A couple of people also said that the game felt too “linear” or didn’t branch enough. I’m curious about whether that will naturally come out of having more realistic options.

how it works: it’s a Twine game!

I felt like Twine was the obvious choice for this even though I’d never used it before – I’d heard so many good things about it over the years.

You can see all of the source code for The Case of the Connection Timeout in connection-timeout.twee and common.twee, which has some shared code between all the games.

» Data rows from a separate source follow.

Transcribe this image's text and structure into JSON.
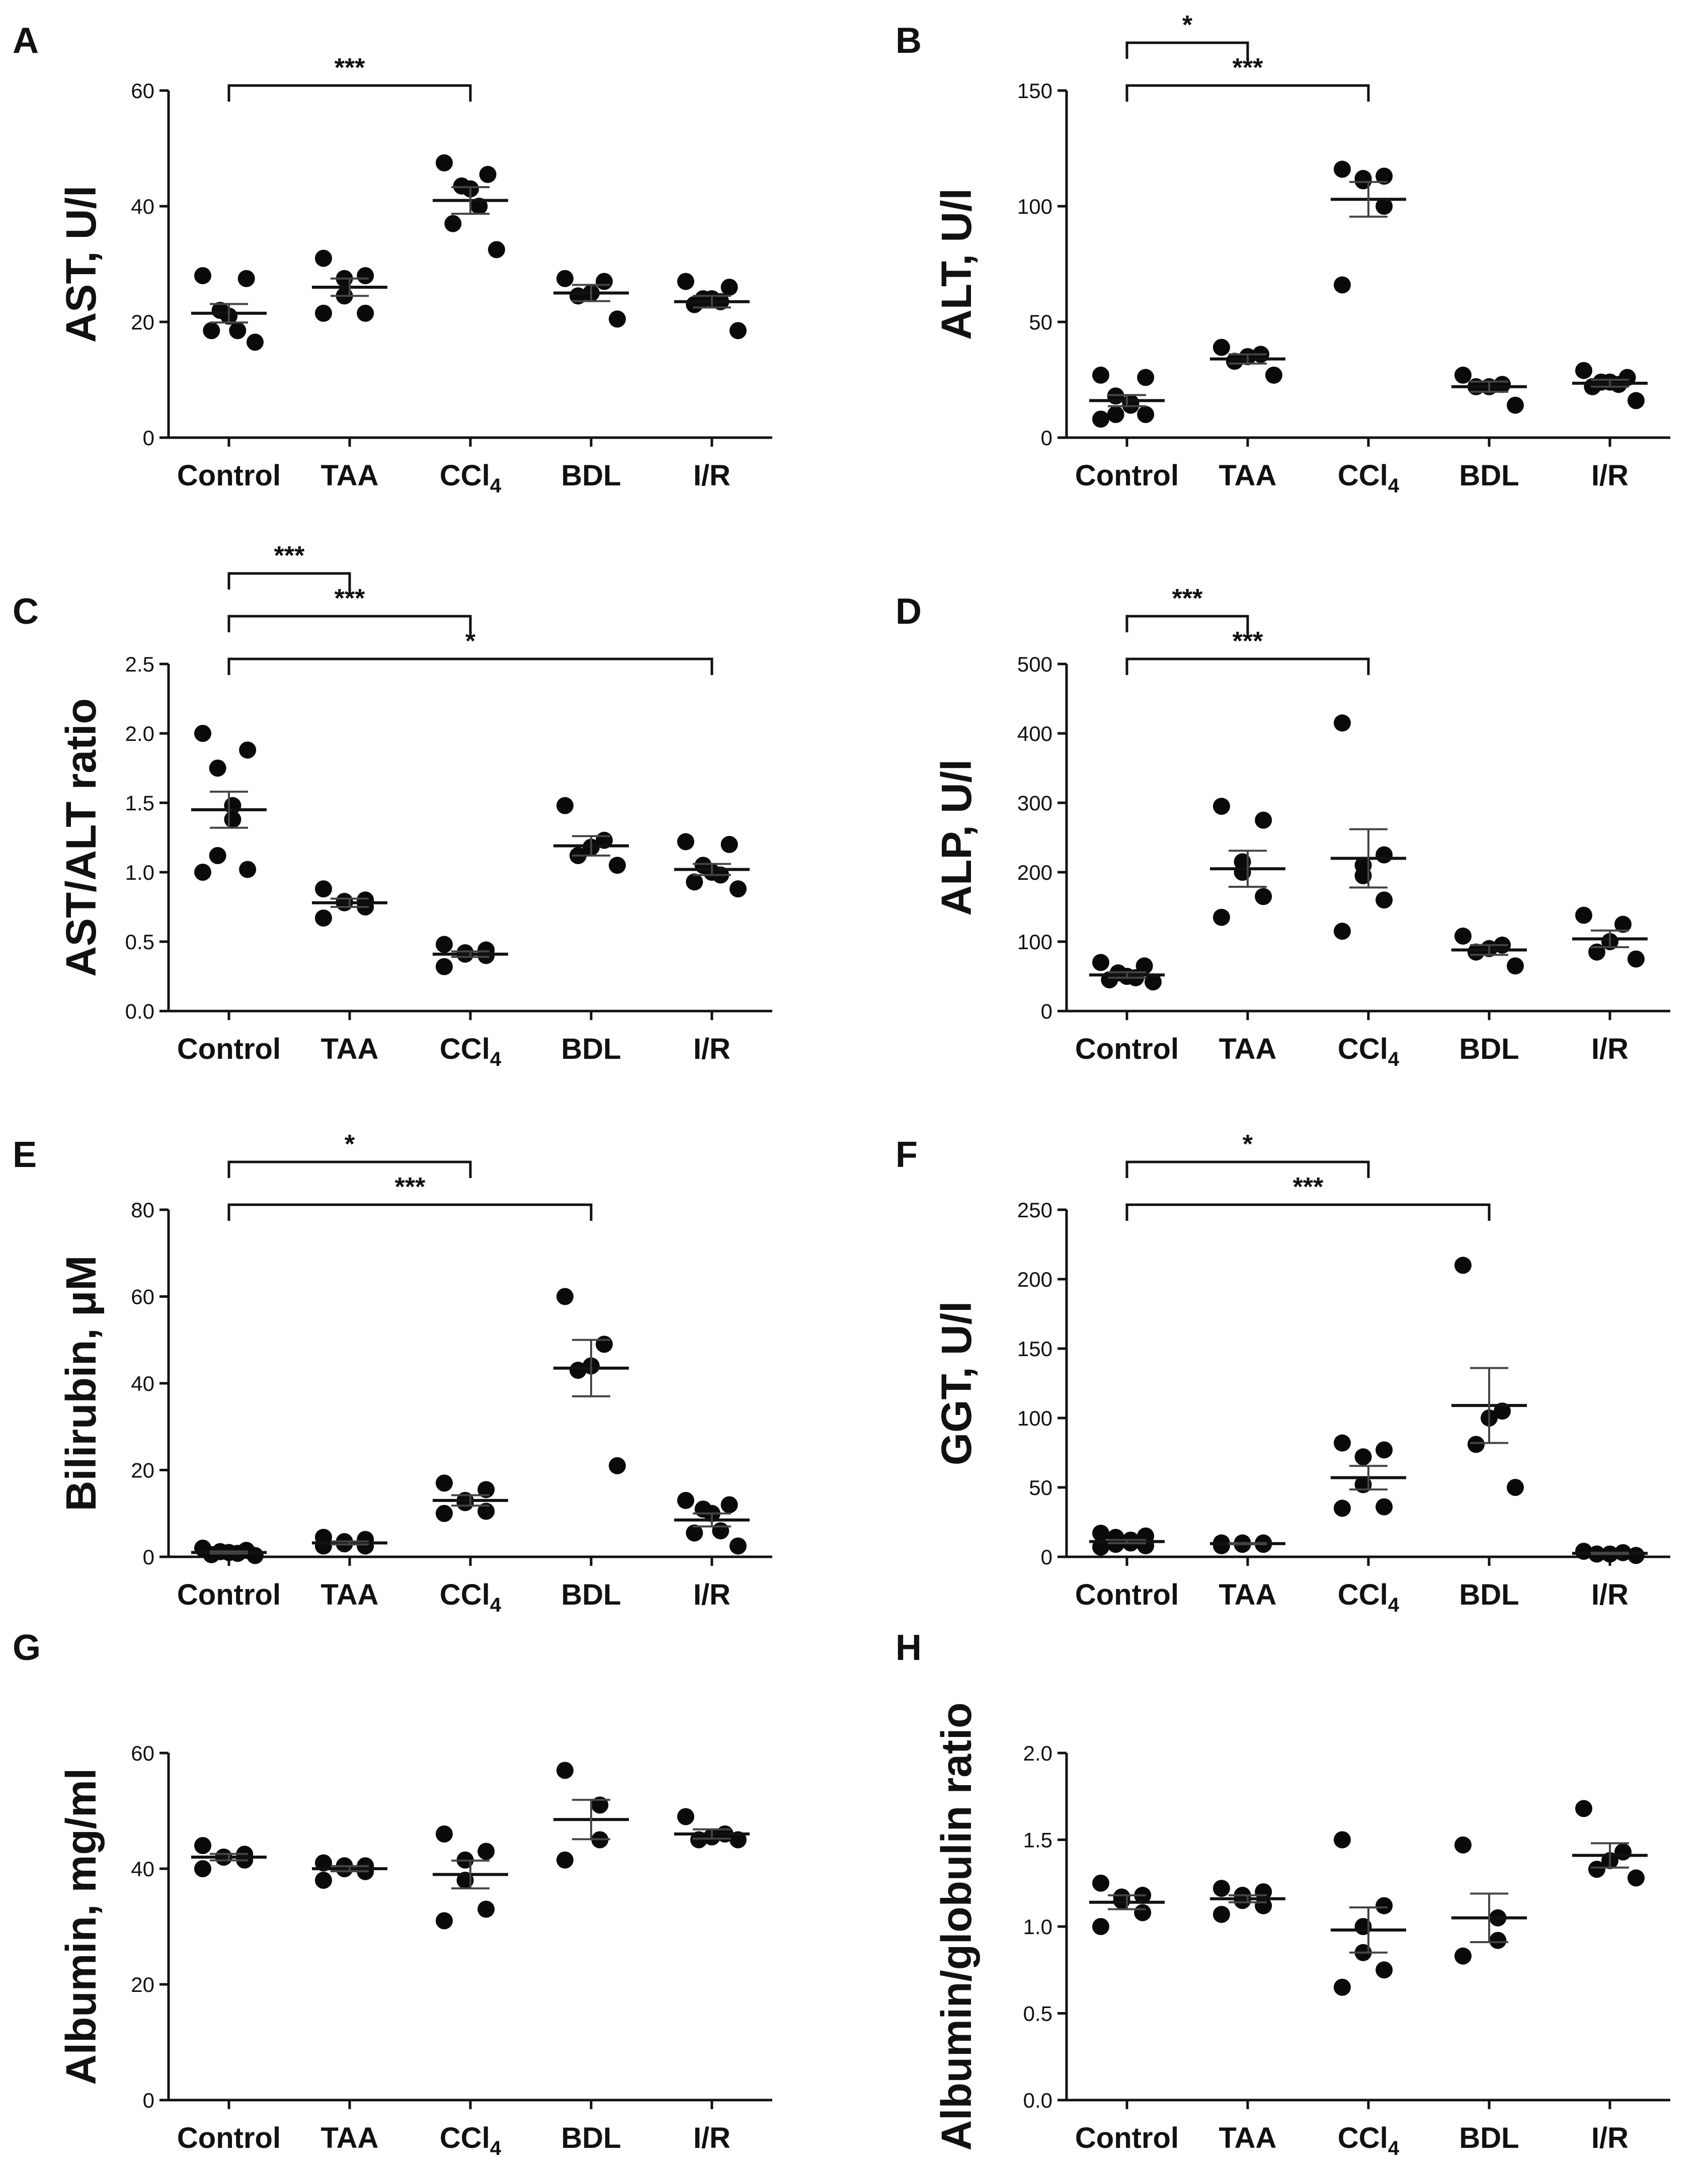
{
  "chart_data": [
    {
      "type": "scatter",
      "panel": "A",
      "ylabel": "AST, U/l",
      "categories": [
        "Control",
        "TAA",
        "CCl4",
        "BDL",
        "I/R"
      ],
      "ylim": [
        0,
        60
      ],
      "yticks": [
        "0",
        "20",
        "40",
        "60"
      ],
      "groups": [
        {
          "points": [
            28,
            27.5,
            22,
            21,
            18.5,
            18.5,
            16.5
          ],
          "mean": 21.5,
          "sem": 1.6
        },
        {
          "points": [
            31,
            28,
            27.5,
            24.5,
            21.5,
            21.5
          ],
          "mean": 26,
          "sem": 1.5
        },
        {
          "points": [
            47.5,
            45.5,
            43.5,
            43,
            40,
            37,
            32.5
          ],
          "mean": 41,
          "sem": 2.3
        },
        {
          "points": [
            27.5,
            27,
            25,
            24.5,
            20.5
          ],
          "mean": 25,
          "sem": 1.4
        },
        {
          "points": [
            27,
            26,
            24,
            24,
            23.5,
            23,
            18.5
          ],
          "mean": 23.5,
          "sem": 1.0
        }
      ],
      "comparisons": [
        {
          "from": "Control",
          "to": "CCl4",
          "label": "***"
        }
      ]
    },
    {
      "type": "scatter",
      "panel": "B",
      "ylabel": "ALT, U/l",
      "categories": [
        "Control",
        "TAA",
        "CCl4",
        "BDL",
        "I/R"
      ],
      "ylim": [
        0,
        150
      ],
      "yticks": [
        "0",
        "50",
        "100",
        "150"
      ],
      "groups": [
        {
          "points": [
            27,
            26,
            18,
            15,
            14,
            10,
            10,
            8
          ],
          "mean": 16,
          "sem": 2.4
        },
        {
          "points": [
            39,
            36,
            35,
            33,
            27
          ],
          "mean": 34,
          "sem": 2.0
        },
        {
          "points": [
            116,
            113,
            112,
            111,
            100,
            66
          ],
          "mean": 103,
          "sem": 7.5
        },
        {
          "points": [
            27,
            23,
            22,
            22,
            14
          ],
          "mean": 22,
          "sem": 2.2
        },
        {
          "points": [
            29,
            26,
            24,
            24,
            23,
            22,
            16
          ],
          "mean": 23.5,
          "sem": 1.5
        }
      ],
      "comparisons": [
        {
          "from": "Control",
          "to": "TAA",
          "label": "*"
        },
        {
          "from": "Control",
          "to": "CCl4",
          "label": "***"
        }
      ]
    },
    {
      "type": "scatter",
      "panel": "C",
      "ylabel": "AST/ALT ratio",
      "categories": [
        "Control",
        "TAA",
        "CCl4",
        "BDL",
        "I/R"
      ],
      "ylim": [
        0,
        2.5
      ],
      "yticks": [
        "0.0",
        "0.5",
        "1.0",
        "1.5",
        "2.0",
        "2.5"
      ],
      "groups": [
        {
          "points": [
            2.0,
            1.88,
            1.75,
            1.48,
            1.38,
            1.12,
            1.02,
            1.0
          ],
          "mean": 1.45,
          "sem": 0.13
        },
        {
          "points": [
            0.88,
            0.8,
            0.79,
            0.78,
            0.75,
            0.67
          ],
          "mean": 0.78,
          "sem": 0.03
        },
        {
          "points": [
            0.48,
            0.44,
            0.42,
            0.41,
            0.4,
            0.32
          ],
          "mean": 0.41,
          "sem": 0.02
        },
        {
          "points": [
            1.48,
            1.23,
            1.18,
            1.12,
            1.05
          ],
          "mean": 1.19,
          "sem": 0.07
        },
        {
          "points": [
            1.22,
            1.2,
            1.05,
            1.0,
            0.98,
            0.93,
            0.88
          ],
          "mean": 1.02,
          "sem": 0.04
        }
      ],
      "comparisons": [
        {
          "from": "Control",
          "to": "TAA",
          "label": "***"
        },
        {
          "from": "Control",
          "to": "CCl4",
          "label": "***"
        },
        {
          "from": "Control",
          "to": "I/R",
          "label": "*"
        }
      ]
    },
    {
      "type": "scatter",
      "panel": "D",
      "ylabel": "ALP, U/l",
      "categories": [
        "Control",
        "TAA",
        "CCl4",
        "BDL",
        "I/R"
      ],
      "ylim": [
        0,
        500
      ],
      "yticks": [
        "0",
        "100",
        "200",
        "300",
        "400",
        "500"
      ],
      "groups": [
        {
          "points": [
            70,
            65,
            55,
            50,
            48,
            45,
            42
          ],
          "mean": 52,
          "sem": 4
        },
        {
          "points": [
            295,
            275,
            215,
            200,
            165,
            135
          ],
          "mean": 205,
          "sem": 26
        },
        {
          "points": [
            415,
            225,
            210,
            195,
            160,
            115
          ],
          "mean": 220,
          "sem": 42
        },
        {
          "points": [
            108,
            95,
            90,
            85,
            65
          ],
          "mean": 88,
          "sem": 7
        },
        {
          "points": [
            138,
            125,
            100,
            85,
            75
          ],
          "mean": 104,
          "sem": 12
        }
      ],
      "comparisons": [
        {
          "from": "Control",
          "to": "TAA",
          "label": "***"
        },
        {
          "from": "Control",
          "to": "CCl4",
          "label": "***"
        }
      ]
    },
    {
      "type": "scatter",
      "panel": "E",
      "ylabel": "Bilirubin, μM",
      "categories": [
        "Control",
        "TAA",
        "CCl4",
        "BDL",
        "I/R"
      ],
      "ylim": [
        0,
        80
      ],
      "yticks": [
        "0",
        "20",
        "40",
        "60",
        "80"
      ],
      "groups": [
        {
          "points": [
            2,
            1.5,
            1.2,
            1,
            0.8,
            0.5,
            0.3
          ],
          "mean": 1.0,
          "sem": 0.25
        },
        {
          "points": [
            4.5,
            4,
            3.5,
            3,
            2.5,
            2.5
          ],
          "mean": 3.2,
          "sem": 0.35
        },
        {
          "points": [
            17,
            15.5,
            13,
            12.5,
            10.5,
            10
          ],
          "mean": 13,
          "sem": 1.2
        },
        {
          "points": [
            60,
            49,
            44,
            43,
            21
          ],
          "mean": 43.5,
          "sem": 6.5
        },
        {
          "points": [
            13,
            12,
            11,
            10,
            6,
            5.5,
            2.5
          ],
          "mean": 8.5,
          "sem": 1.5
        }
      ],
      "comparisons": [
        {
          "from": "Control",
          "to": "CCl4",
          "label": "*"
        },
        {
          "from": "Control",
          "to": "BDL",
          "label": "***"
        }
      ]
    },
    {
      "type": "scatter",
      "panel": "F",
      "ylabel": "GGT, U/l",
      "categories": [
        "Control",
        "TAA",
        "CCl4",
        "BDL",
        "I/R"
      ],
      "ylim": [
        0,
        250
      ],
      "yticks": [
        "0",
        "50",
        "100",
        "150",
        "200",
        "250"
      ],
      "groups": [
        {
          "points": [
            17,
            15,
            14,
            12,
            10,
            9,
            8,
            7
          ],
          "mean": 11,
          "sem": 1.2
        },
        {
          "points": [
            10,
            10,
            10,
            9,
            9,
            8
          ],
          "mean": 9.5,
          "sem": 0.4
        },
        {
          "points": [
            82,
            77,
            72,
            52,
            36,
            35
          ],
          "mean": 57,
          "sem": 8.5
        },
        {
          "points": [
            210,
            105,
            100,
            81,
            50
          ],
          "mean": 109,
          "sem": 27
        },
        {
          "points": [
            4,
            3,
            2,
            2,
            1
          ],
          "mean": 2.5,
          "sem": 0.5
        }
      ],
      "comparisons": [
        {
          "from": "Control",
          "to": "CCl4",
          "label": "*"
        },
        {
          "from": "Control",
          "to": "BDL",
          "label": "***"
        }
      ]
    },
    {
      "type": "scatter",
      "panel": "G",
      "ylabel": "Albumin, mg/ml",
      "categories": [
        "Control",
        "TAA",
        "CCl4",
        "BDL",
        "I/R"
      ],
      "ylim": [
        0,
        60
      ],
      "yticks": [
        "0",
        "20",
        "40",
        "60"
      ],
      "groups": [
        {
          "points": [
            44,
            42.5,
            42,
            42,
            41.5,
            40
          ],
          "mean": 42,
          "sem": 0.55
        },
        {
          "points": [
            41,
            40.5,
            40.5,
            40,
            39.5,
            38
          ],
          "mean": 40,
          "sem": 0.45
        },
        {
          "points": [
            46,
            43,
            41.5,
            38,
            33,
            31
          ],
          "mean": 39,
          "sem": 2.4
        },
        {
          "points": [
            57,
            51,
            45,
            41.5
          ],
          "mean": 48.5,
          "sem": 3.4
        },
        {
          "points": [
            49,
            46,
            45.5,
            45,
            45
          ],
          "mean": 46,
          "sem": 0.8
        }
      ],
      "comparisons": []
    },
    {
      "type": "scatter",
      "panel": "H",
      "ylabel": "Albumin/globulin ratio",
      "categories": [
        "Control",
        "TAA",
        "CCl4",
        "BDL",
        "I/R"
      ],
      "ylim": [
        0,
        2.0
      ],
      "yticks": [
        "0.0",
        "0.5",
        "1.0",
        "1.5",
        "2.0"
      ],
      "groups": [
        {
          "points": [
            1.25,
            1.18,
            1.17,
            1.15,
            1.08,
            1.0
          ],
          "mean": 1.14,
          "sem": 0.04
        },
        {
          "points": [
            1.22,
            1.2,
            1.18,
            1.15,
            1.12,
            1.07
          ],
          "mean": 1.16,
          "sem": 0.02
        },
        {
          "points": [
            1.5,
            1.12,
            1.0,
            0.85,
            0.75,
            0.65
          ],
          "mean": 0.98,
          "sem": 0.13
        },
        {
          "points": [
            1.47,
            1.05,
            0.92,
            0.83
          ],
          "mean": 1.05,
          "sem": 0.14
        },
        {
          "points": [
            1.68,
            1.43,
            1.38,
            1.33,
            1.28
          ],
          "mean": 1.41,
          "sem": 0.07
        }
      ],
      "comparisons": []
    }
  ]
}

A few notes about using Twine:

  • I’m using SugarCube, the sugarcube docs are very good
  • I’m using tweego to translate the .twee files in to a HTML page. I started out using the visual Twine editor to do my editing but switched to tweego pretty quickly because I wanted to use version control and have a more text-based workflow.
  • The final output is one big HTML file that includes all the images and CSS and Javascript inline. The final HTML files are about 800K which seems reasonable to me.
  • I base64-encode all the images in the game and include them inline in the file
  • The Twine wiki and forums have a lot of great information and between the Twine wiki, the forums, and the Sugarcube docs I could pretty easily find answers to all my questions.

I used pretty much the exact Twine workflow from Em Lazerwalker’s great post A Modern Developer’s Workflow For Twine.

I won’t explain how Twine works because it has great documentation and it would make this post way too long.

some feedback so far

I posted this on Twitter and asked for feedback. Some common pieces of feedback I got:

things people liked:

  • maybe 180 “I love this, this was so fun, I learned something new”
  • A bunch of people specifically said that they liked learning how to interpret tcpdump’s output format
  • A few people specifically mentioned that they liked the “what you know” list and the mechanic of hunting for clues and how it breaks down the debugging process.

some suggestions for improvements:

  • Like I mentioned before, lots of people said “I wanted to try X but it wasn’t an option”
  • One of the puzzles had a resolution to the bug that some people found unsatisfying (they felt it was more of a workaround than a fix, which I agreed with). I updated it to add a different resolution that was more satisfying.
  • There were some technical issues (it could be more mobile-friendly, one of the images was hard to read, I needed to add a “Submit” button to one of the forms)
  • Right now the way the text boxes work is that no matter what you type, the exact same thing happens. Some people found this a bit confusing, like “why did it act like I answered correctly if my answer was wrong”. This definitely needs some work.

some goals of this project

Here’s what I think the goals of this project are:

  1. help people learn about tools (like tcpcdump, dig, and curl). How do you use each tool? What questions can they be used to answer? How do you interpret their output?
  2. help people learn about bugs. There are some super common bugs that we run into over and over, and once you see a bug once it’s easier to recognize the same bug in the future.
  3. help people get better at the debugging process (gathering data, asking questions)

what experience is this trying to imitate?

Something I try to keep in mind with all my projects is – what real-life experience does this reproduce? For example, I kind of think of my zines as being the experience “your coworker explains something to you in a really clear way”.

I think the experience here might be “you’re debugging a problem together with your coworker and they’re really knowledgeable about the tools you’re using”.

that’s all!

I’m pretty excited about this project right now – I’m going to build at least a couple more of these and see how it goes! If things go well I might make this into my first non-zine thing for sale – maybe it’ll be a collection of 12 small debugging mysteries! We’ll see.